Oggi, ma nel 1946, a Torino, sul quotidiano “La Nuova Stampa”, si chiudeva la pubblicazione della serie di articoli, iniziata l’1 giugno precedente, intitolata “Le memorie di un condannato a morte”, nella quale Luigi Federzoni, bolognese del 1878, tra l’altro presidente del Senato del regno d’Italia dal 29 aprile 1929 al 2 marzo 1939, anticipava il a puntate il contenuto del suo libro, proprio dal titolo “Memorie di un condannato a morte”, che sarebbe dovuto uscire, a breve giro, per i tipi dell’editore De Luigi di Roma. Saggio che, invece, rimarrà inedito per molto tempo e che poi verrà pubblicato, postumo, dalla casa editrice fiorentina Le Lettere, nel 2013.

Nei pezzi firmati da Federzoni, l'autore faceva luce, secondo il suo personale punto di vista, sulla seduta del Gran consiglio del fascismo, del 25 luglio 1943, e sugli sviluppi successivi alla caduta di Benito Mussolini.

Fatti che si erano snodati con l’arresto, avvenuto proprio quel 25 luglio, la successiva prigionia, anche a Campo Imperatore, la liberazione, sul Gran Sasso, datata 12 settembre 1943, il ritorno al comando come capo della Repubblica sociale, creata il 23 settembre 1943, con indirizzo d'appoggio alla Germania nazista.

Una fosca pagina della storia recente, seguitissima sul piano giornalistico, sulla cui attendibilità aveva garantito anche Giacomo Acerbo. Quest’ultimo, da Loreto Aprutino, del 1888, era stato l’esponente in orbace più in vista d’Abruzzo, ed era uno dei 28 presenti alla controversa riunione (nella foto, particolare, lo schema stilizzato dei partecipanti) del 25 luglio 1943, che si era svolta intorno all’iconico tavolo a forma di “U”, nella stanza del pappagallo del romano Palazzo Venezia. E il barone dell’Aterno era stato anche tra i 19 che avevano votato “si” alla proposta avanzata da Grandi.

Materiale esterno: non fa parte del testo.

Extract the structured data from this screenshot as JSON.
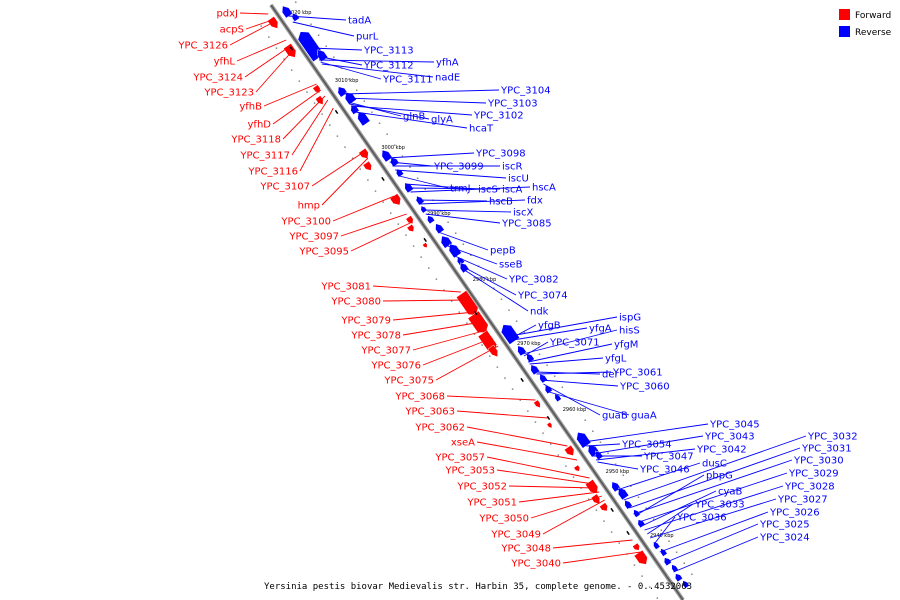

La versione di Federzoni, che era molto importante dal punto di vista della testimonianza diretta, fungeva anche da contraltare a quanto detto da Dino Grandi, conte di Mordano, classe 1895, altro gerarca protagonista in quella fatidica occasione. Nonché autore dell’ordine del giorno, col suo cognome, in grado di cambiare il corso degli eventi, col quale aveva chiesto, in estrema sintesi, il ripristino di tutte le funzioni statali e aveva invitato il Duce a restituire il comando delle forze armate al re Vittorio Emanuele III.

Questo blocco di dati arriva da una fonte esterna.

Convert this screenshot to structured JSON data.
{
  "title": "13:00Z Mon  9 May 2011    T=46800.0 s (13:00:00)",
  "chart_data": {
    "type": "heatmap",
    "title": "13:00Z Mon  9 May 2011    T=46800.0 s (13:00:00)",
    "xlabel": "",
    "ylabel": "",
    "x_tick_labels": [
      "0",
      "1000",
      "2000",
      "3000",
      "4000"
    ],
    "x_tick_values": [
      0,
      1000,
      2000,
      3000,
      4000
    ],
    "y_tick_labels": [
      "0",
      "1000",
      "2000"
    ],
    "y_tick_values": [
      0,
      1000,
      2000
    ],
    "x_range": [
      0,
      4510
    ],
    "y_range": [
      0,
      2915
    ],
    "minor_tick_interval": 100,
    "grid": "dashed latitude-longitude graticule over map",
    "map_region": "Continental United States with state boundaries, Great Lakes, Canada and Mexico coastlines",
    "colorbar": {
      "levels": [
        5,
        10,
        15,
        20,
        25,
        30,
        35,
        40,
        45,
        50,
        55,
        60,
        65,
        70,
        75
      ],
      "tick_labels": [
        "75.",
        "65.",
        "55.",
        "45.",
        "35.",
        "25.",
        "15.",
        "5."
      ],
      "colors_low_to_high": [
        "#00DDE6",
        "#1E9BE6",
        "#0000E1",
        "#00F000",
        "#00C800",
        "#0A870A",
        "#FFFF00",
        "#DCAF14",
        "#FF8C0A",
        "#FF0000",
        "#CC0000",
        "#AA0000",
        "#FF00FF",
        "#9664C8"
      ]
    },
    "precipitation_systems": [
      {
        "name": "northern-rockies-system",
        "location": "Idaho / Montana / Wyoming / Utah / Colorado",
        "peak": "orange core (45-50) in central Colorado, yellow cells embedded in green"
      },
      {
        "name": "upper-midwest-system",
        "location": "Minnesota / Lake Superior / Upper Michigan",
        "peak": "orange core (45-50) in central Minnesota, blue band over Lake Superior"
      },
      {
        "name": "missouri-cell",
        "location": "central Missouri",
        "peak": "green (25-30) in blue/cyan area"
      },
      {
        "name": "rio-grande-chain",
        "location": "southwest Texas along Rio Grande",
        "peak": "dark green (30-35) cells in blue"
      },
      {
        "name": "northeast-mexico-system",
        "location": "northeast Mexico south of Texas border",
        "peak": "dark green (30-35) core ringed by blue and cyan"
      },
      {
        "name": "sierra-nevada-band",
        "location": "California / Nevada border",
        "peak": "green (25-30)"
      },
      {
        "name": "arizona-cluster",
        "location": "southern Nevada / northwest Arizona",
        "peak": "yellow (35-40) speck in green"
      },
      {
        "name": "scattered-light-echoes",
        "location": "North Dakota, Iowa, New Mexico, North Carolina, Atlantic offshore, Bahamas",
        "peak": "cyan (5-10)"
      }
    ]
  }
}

Grandi, già presidente della Camera dei fasci e delle corporazioni dal 30 novembre 1939 al 2 agosto 1943, da Lisbona, aveva fatto pubblicare, sul quotidiano “Il Popolo”, organo ufficiale della Democrazia Cristiana, nell’edizione del 13 gennaio 1946, nel servizio dal titolo “Grandi e la fosca tragedia del 25 luglio. Il duello al Gran consiglio”. Tutta la vicenda verrà raccontata da Emilio Gentile, ritenuto tra i massimi esperti del ventennio littorio, nel volume “25 luglio 1943”, che verrà edito da Laterza di Roma-Bari, nel 2018.